Dear Pletcher Family,
Hi,my name is Shayla,
I stumbled upon your blog 2 years ago and love it so much! I think your daughter Finley is so blessed and she is a real fighter. I pray someday that all forms of eye disease will be cured, for good.
I was born 13 weeks early and had what is called retinopathy of prematurity (ROP), Which is a potentially blinding eye disease common in preemies. Mine was stage 3 plus disease.
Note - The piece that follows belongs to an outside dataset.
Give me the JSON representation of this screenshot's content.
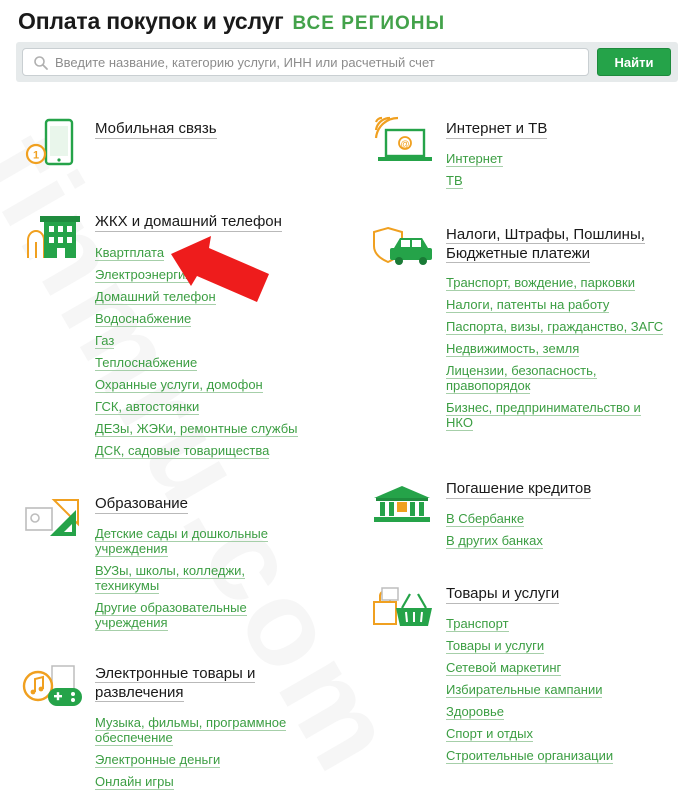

There are 5 stages all together. Without the emergency chryotherapy that was done on my retinas'/hence (Retinopathy) its name. LOL, I would have been blind today. I was blessed that the ''Lord'' guided my eye Doctor in performing my sight saving surgery. Today I see almost with 20/20 vision! I am so glad I am not living my life in the dark.
Anyway, I ran across Finley's story and I couldn't help but learn more about her and your family from the websites. I pray that Finley gets the care she needs to save her sight, too. By the way, your RHD12 FUND is awsome and you all seem like the fund is raising awareness of LCA and your daughter's cure....
Thank You Jesus!!!!
God Bless YOU ALL!
Keep up the amazing work and fun times too!

Just Me said...

I attended my first ever IEP today and not on behalf of my own daughter. Instead, I was a Student Nurse observer and very grateful that the administration and the parent allowed me to attend with the School Nurse. It was eye opening. You are very right, effective communication is how to gain the most ground. Mama Bear all you want (I'm a prime example), but there is appropriate behavior and inappropriate behavior. Parents need to know the difference and behave as such ... otherwise, they're hurting the process (and gaining a "reputation" in the meanwhile).